MEXICO CITY (Reuters) -Diana Kennedy, a British-born food writer whose dedication to Mexico's culinary heritage helped popularize the richness of the national cuisine in the English-speaking world, has died. She was 99.
The Mexican culture ministry confirmed her death, and paid tribute to Kennedy's legacy, saying that she "like few others" understood that conserving nature and its diversity was crucial to upholding the myriad culinary traditions of Mexico.
Arturo Sarukhan, a former Mexican ambassador to the United States, on Twitter described the death of the "great" Kennedy as a "huge loss for Mexico, the UK and Mexican gastronomy."
"She changed the narrative and perceptions of Mexican cuisine from a bland mish-mash of TexMex towards a sophisticated tapestry of regional cuisines" as rich as those celebrated in China, India, France or Italy, Sarukhan told Reuters.
Kennedy, whose works include "The Cuisines of Mexico" and "The Art of Mexican Cooking", was born as Diana Southwood in Loughton, England in 1923 and emigrated to Canada in 1953.
Later in the decade, she moved to Mexico after marrying New York Times journalist Paul P. Kennedy. Her husband died in 1967, and Kennedy spent years living in Michoacan, a rugged state in western Mexico with a strong, deep-rooted culture.
It was at her home in Michoacan that she died on Sunday, the New York Times said. The cause of death was not clear.
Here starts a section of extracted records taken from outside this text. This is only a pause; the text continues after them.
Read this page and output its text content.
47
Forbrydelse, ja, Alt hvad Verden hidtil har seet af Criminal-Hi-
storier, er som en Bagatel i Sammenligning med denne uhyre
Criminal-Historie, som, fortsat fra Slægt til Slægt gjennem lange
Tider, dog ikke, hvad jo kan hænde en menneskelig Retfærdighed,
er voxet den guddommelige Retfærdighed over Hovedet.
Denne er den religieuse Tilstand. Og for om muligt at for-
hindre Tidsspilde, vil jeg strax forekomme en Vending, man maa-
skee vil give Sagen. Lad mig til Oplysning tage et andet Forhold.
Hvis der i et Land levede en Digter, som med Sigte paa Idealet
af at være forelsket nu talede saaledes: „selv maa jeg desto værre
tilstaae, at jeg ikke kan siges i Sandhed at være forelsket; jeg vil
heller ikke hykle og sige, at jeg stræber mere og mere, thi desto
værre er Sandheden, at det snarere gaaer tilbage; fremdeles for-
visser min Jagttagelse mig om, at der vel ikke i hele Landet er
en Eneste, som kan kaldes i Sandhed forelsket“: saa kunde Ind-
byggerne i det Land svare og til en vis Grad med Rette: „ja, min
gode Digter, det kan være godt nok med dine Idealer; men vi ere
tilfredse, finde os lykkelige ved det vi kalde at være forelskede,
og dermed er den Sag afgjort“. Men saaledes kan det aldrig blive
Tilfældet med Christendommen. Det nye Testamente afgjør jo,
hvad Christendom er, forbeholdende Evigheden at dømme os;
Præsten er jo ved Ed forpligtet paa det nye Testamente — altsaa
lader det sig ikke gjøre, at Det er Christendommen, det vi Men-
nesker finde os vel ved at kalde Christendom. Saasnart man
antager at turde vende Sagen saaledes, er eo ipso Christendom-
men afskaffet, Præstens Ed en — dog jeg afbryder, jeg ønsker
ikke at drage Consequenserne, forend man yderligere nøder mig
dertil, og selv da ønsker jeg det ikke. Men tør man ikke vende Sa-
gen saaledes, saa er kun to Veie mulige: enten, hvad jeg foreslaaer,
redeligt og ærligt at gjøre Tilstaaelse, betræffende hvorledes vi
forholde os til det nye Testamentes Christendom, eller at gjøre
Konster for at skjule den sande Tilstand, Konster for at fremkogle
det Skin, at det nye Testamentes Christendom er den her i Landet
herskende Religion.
Plaudits flooded in on Twitter for Kennedy, including from renowned chef Jose Andres, who, calling her his friend, wrote:
"She loved Mexico, Mexicans and Mexican cooking like no one! Her books open a window into the soul of Mexico! She gave voice to the many Mexican cooks, specially women. She was my teacher and already miss her. Will cook together one day again!"
Josefa Gonzalez Blanco, Mexico's ambassador to Britain called Kennedy a "remarkable woman" who had put her "heart and soul" into researching, chronicling and promoting the vast diversity of Mexican culture and gastronomy.
Kennedy won many prizes in recognition of her work, and in 1981 the government honored her with the Mexican Order of the Aztec Eagle, the country's highest award for foreigners.
According to her website, Kennedy was compelled to preserve native ingredients and traditional recipes under threat from growing urbanization, and spent decades documenting cuisines she found in villages, markets and homes across Mexico.
"Now, these traditions are collectively designated as a World Cultural Heritage by UNESCO," it noted.